KNOW BEFORE YOU GO: CMS SHOULD USE HOSPITAL PRICE TRANSPARENCY RULE ENFORCEMENT TO ENCOURAGE CONSUMER-DRIVEN HEALTH CARE FOR COST CONTAINMENT
Abstract
The United States (U.S.) has the distinction of being the only developed nation where an accident or injury can easily end in financial jeopardy or ultimately end in bankruptcy. Americans describe the U.S. healthcare system as both expensive and broken, with many healthcare economists believing meaningful cost containment will not occur unless healthcare prices become transparent to consumers. Healthcare prices are transparent when consumers receive cost-of-care information prior to getting services. Price transparency empowers consumers to access the information they need to make informed healthcare choices for non-emergency care. In 2019, the Centers for Medicare and Medicaid Services (CMS) published the first hospital price transparency rule listing hospital requirements, which was followed in 2021 by the second hospital price transparency rule with regulations promulgated to clarify requirements and change penalties. Before the federal price transparency rules, most consumers across the U.S. did not have the means to determine the cost of care or their expected out-of-pocket amounts for shoppable services.
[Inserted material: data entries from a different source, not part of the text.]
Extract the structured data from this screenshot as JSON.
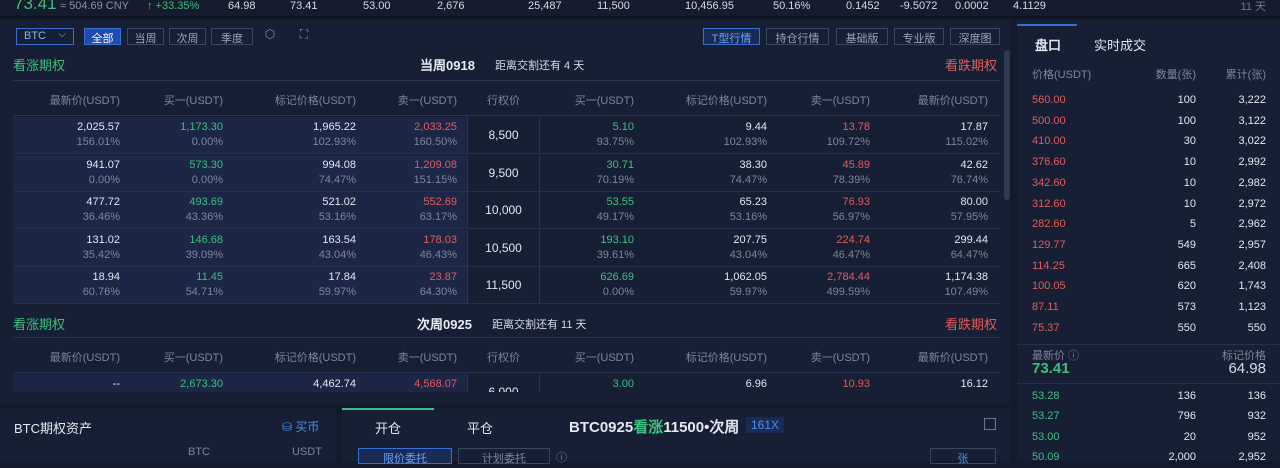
{
  "ticker": {
    "last_price": "73.41",
    "cny": "≈ 504.69 CNY",
    "change": "↑ +33.35%",
    "values": [
      "64.98",
      "73.41",
      "53.00",
      "2,676",
      "25,487",
      "11,500",
      "10,456.95",
      "50.16%",
      "0.1452",
      "-9.5072",
      "0.0002",
      "4.1129"
    ],
    "right_label": "11 天"
  },
  "toolbar": {
    "underlying": "BTC",
    "filters": [
      "全部",
      "当周",
      "次周",
      "季度"
    ],
    "views": [
      "T型行情",
      "持仓行情",
      "基础版",
      "专业版",
      "深度图"
    ]
  },
  "sections": [
    {
      "call_label": "看涨期权",
      "put_label": "看跌期权",
      "week": "当周0918",
      "delivery": "距离交割还有  4 天"
    },
    {
      "call_label": "看涨期权",
      "put_label": "看跌期权",
      "week": "次周0925",
      "delivery": "距离交割还有  11 天"
    }
  ],
  "columns": {
    "call": [
      "最新价(USDT)",
      "买一(USDT)",
      "标记价格(USDT)",
      "卖一(USDT)"
    ],
    "strike": "行权价",
    "put": [
      "买一(USDT)",
      "标记价格(USDT)",
      "卖一(USDT)",
      "最新价(USDT)"
    ]
  },
  "rows1": [
    {
      "c": [
        "2,025.57",
        "1,173.30",
        "1,965.22",
        "2,033.25"
      ],
      "cp": [
        "156.01%",
        "0.00%",
        "102.93%",
        "160.50%"
      ],
      "k": "8,500",
      "p": [
        "5.10",
        "9.44",
        "13.78",
        "17.87"
      ],
      "pp": [
        "93.75%",
        "102.93%",
        "109.72%",
        "115.02%"
      ]
    },
    {
      "c": [
        "941.07",
        "573.30",
        "994.08",
        "1,209.08"
      ],
      "cp": [
        "0.00%",
        "0.00%",
        "74.47%",
        "151.15%"
      ],
      "k": "9,500",
      "p": [
        "30.71",
        "38.30",
        "45.89",
        "42.62"
      ],
      "pp": [
        "70.19%",
        "74.47%",
        "78.39%",
        "76.74%"
      ]
    },
    {
      "c": [
        "477.72",
        "493.69",
        "521.02",
        "552.69"
      ],
      "cp": [
        "36.46%",
        "43.36%",
        "53.16%",
        "63.17%"
      ],
      "k": "10,000",
      "p": [
        "53.55",
        "65.23",
        "76.93",
        "80.00"
      ],
      "pp": [
        "49.17%",
        "53.16%",
        "56.97%",
        "57.95%"
      ]
    },
    {
      "c": [
        "131.02",
        "146.68",
        "163.54",
        "178.03"
      ],
      "cp": [
        "35.42%",
        "39.09%",
        "43.04%",
        "46.43%"
      ],
      "k": "10,500",
      "p": [
        "193.10",
        "207.75",
        "224.74",
        "299.44"
      ],
      "pp": [
        "39.61%",
        "43.04%",
        "46.47%",
        "64.47%"
      ]
    },
    {
      "c": [
        "18.94",
        "11.45",
        "17.84",
        "23.87"
      ],
      "cp": [
        "60.76%",
        "54.71%",
        "59.97%",
        "64.30%"
      ],
      "k": "11,500",
      "p": [
        "626.69",
        "1,062.05",
        "2,784.44",
        "1,174.38"
      ],
      "pp": [
        "0.00%",
        "59.97%",
        "499.59%",
        "107.49%"
      ]
    }
  ],
  "rows2": [
    {
      "c": [
        "--",
        "2,673.30",
        "4,462.74",
        "4,568.07"
      ],
      "k": "6,000",
      "p": [
        "3.00",
        "6.96",
        "10.93",
        "16.12"
      ]
    }
  ],
  "assets": {
    "title": "BTC期权资产",
    "buy": "买币",
    "col1": "BTC",
    "col2": "USDT"
  },
  "trade": {
    "tab_open": "开仓",
    "tab_close": "平仓",
    "instrument_a": "BTC0925",
    "instrument_b": "看涨",
    "instrument_c": "11500•次周",
    "leverage": "161X",
    "order_limit": "限价委托",
    "order_plan": "计划委托",
    "unit": "张"
  },
  "book": {
    "tab_book": "盘口",
    "tab_trades": "实时成交",
    "headers": [
      "价格(USDT)",
      "数量(张)",
      "累计(张)"
    ],
    "asks": [
      [
        "560.00",
        "100",
        "3,222"
      ],
      [
        "500.00",
        "100",
        "3,122"
      ],
      [
        "410.00",
        "30",
        "3,022"
      ],
      [
        "376.60",
        "10",
        "2,992"
      ],
      [
        "342.60",
        "10",
        "2,982"
      ],
      [
        "312.60",
        "10",
        "2,972"
      ],
      [
        "282.60",
        "5",
        "2,962"
      ],
      [
        "129.77",
        "549",
        "2,957"
      ],
      [
        "114.25",
        "665",
        "2,408"
      ],
      [
        "100.05",
        "620",
        "1,743"
      ],
      [
        "87.11",
        "573",
        "1,123"
      ],
      [
        "75.37",
        "550",
        "550"
      ]
    ],
    "last_label": "最新价 ⓘ",
    "last_price": "73.41",
    "mark_label": "标记价格",
    "mark_price": "64.98",
    "bids": [
      [
        "53.28",
        "136",
        "136"
      ],
      [
        "53.27",
        "796",
        "932"
      ],
      [
        "53.00",
        "20",
        "952"
      ],
      [
        "50.09",
        "2,000",
        "2,952"
      ]
    ]
  }
}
A consumer's out-of-pocket amount is what the consumer is expected to pay for their care, and a service that can be scheduled in advance is considered a shoppable service.
The price transparency rules should be enforced, and the rules' requirements expanded to control rising U.S. national health expenditures so that consumers are empowered to shop for high-quality low-cost care because consumer out-of-pocket amounts are forcing individuals to amass medical debt and delay care. Part I of this paper will discuss U.S. healthcare spending, covering the cost of care and medical debt consequences. Part II will explain the federal price transparency regulatory framework together with hospital compliance and CMS enforcement activity. Part III will examine hospital price transparency policy strengths and weaknesses. Lastly, Part IV of this paper will suggest the next steps toward U.S. healthcare cost containment.